Centenas de milhões de automóveis queimam combustível fóssil. Além de trocar oxigênio por gases tóxicos, na queima, esses motores trabalham com temperaturas de cerca de 90 graus. E trocam calor com o ambiente. Não me digam que não aquece. Se o planeta suporta, ou não, é outra história.

Infelizmente, no momento em que os meus conterrâneos passam pela maior tragédia de nossa história… impossível não voltar ao meu cérebro a sensação de impotência que senti durante a Covid. O medo de – mesmo involuntariamente – ser responsável por trazer um inimigo mortal para matar alguém que se ama. Afinal, morador de Brasília, eu também sou emigrante…

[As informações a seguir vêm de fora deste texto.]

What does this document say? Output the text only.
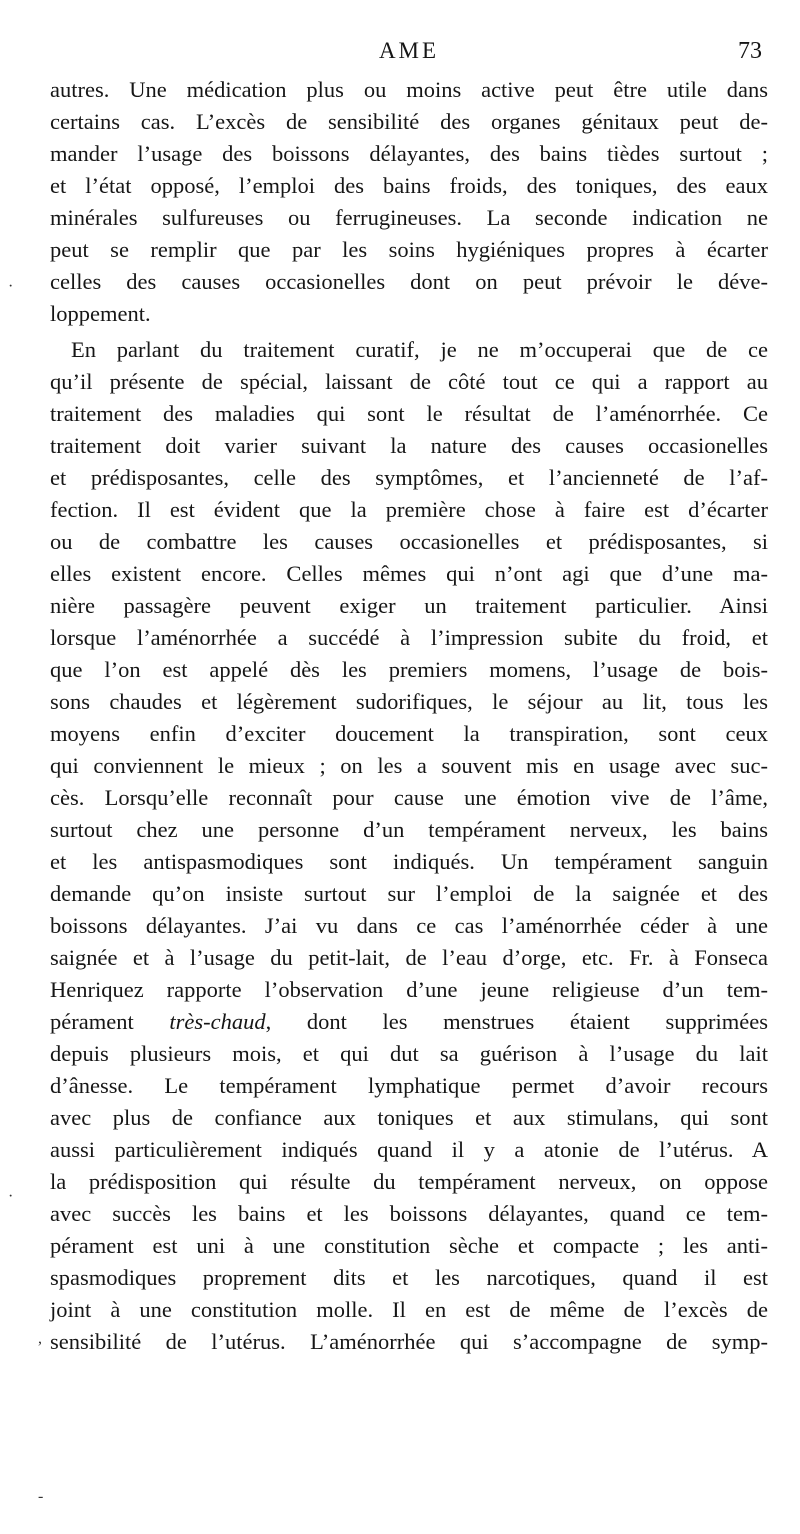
AME	73
autres. Une médication plus ou moins active peut être utile dans
certains cas. L’excès de sensibilité des organes génitaux peut de-
mander l’usage des boissons délayantes, des bains tièdes surtout ;
et l’état opposé, l’emploi des bains froids, des toniques, des eaux
minérales sulfureuses ou ferrugineuses. La seconde indication ne
peut se remplir que par les soins hygiéniques propres à écarter
celles des causes occasionelles dont on peut prévoir le déve-
loppement.
En parlant du traitement curatif, je ne m’occuperai que de ce
qu’il présente de spécial, laissant de côté tout ce qui a rapport au
traitement des maladies qui sont le résultat de l’aménorrhée. Ce
traitement doit varier suivant la nature des causes occasionelles
et prédisposantes, celle des symptômes, et l’ancienneté de l’af-
fection. Il est évident que la première chose à faire est d’écarter
ou de combattre les causes occasionelles et prédisposantes, si
elles existent encore. Celles mêmes qui n’ont agi que d’une ma-
nière passagère peuvent exiger un traitement particulier. Ainsi
lorsque l’aménorrhée a succédé à l’impression subite du froid, et
que l’on est appelé dès les premiers momens, l’usage de bois-
sons chaudes et légèrement sudorifiques, le séjour au lit, tous les
moyens enfin d’exciter doucement la transpiration, sont ceux
qui conviennent le mieux ; on les a souvent mis en usage avec suc-
cès. Lorsqu’elle reconnaît pour cause une émotion vive de l’âme,
surtout chez une personne d’un tempérament nerveux, les bains
et les antispasmodiques sont indiqués. Un tempérament sanguin
demande qu’on insiste surtout sur l’emploi de la saignée et des
boissons délayantes. J’ai vu dans ce cas l’aménorrhée céder à une
saignée et à l’usage du petit-lait, de l’eau d’orge, etc. Fr. à Fonseca
Henriquez rapporte l’observation d’une jeune religieuse d’un tem-
pérament très-chaud, dont les menstrues étaient supprimées
depuis plusieurs mois, et qui dut sa guérison à l’usage du lait
d’ânesse. Le tempérament lymphatique permet d’avoir recours
avec plus de confiance aux toniques et aux stimulans, qui sont
aussi particulièrement indiqués quand il y a atonie de l’utérus. A
la prédisposition qui résulte du tempérament nerveux, on oppose
avec succès les bains et les boissons délayantes, quand ce tem-
pérament est uni à une constitution sèche et compacte ; les anti-
spasmodiques proprement dits et les narcotiques, quand il est
joint à une constitution molle. Il en est de même de l’excès de
sensibilité de l’utérus. L’aménorrhée qui s’accompagne de symp-
·
·
,
-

O efeito borboleta? Sim. A Amazônia que buscamos preservar como pulmão do mundo se encarregou de abastecer com sua umidade; as nuvens que vieram despejar suas águas, nas águas dos rios gaúchos. Por esse prisma poder-se-ia culpar a preservação da floresta pela tragédia no Sul. A boa notícia é que este acontecimento demonstra claramente a influência dos grandes sistemas meteorológicos e a necessidade de estarmos atentos a eles.

Do mesmo jeito que o governador Eduardo Leite clama por ajuda e pede que se esqueçam as diferenças políticas, nessa hora; também nós precisamos esquecer qualquer diferença ideológica na discussão das questões climáticas.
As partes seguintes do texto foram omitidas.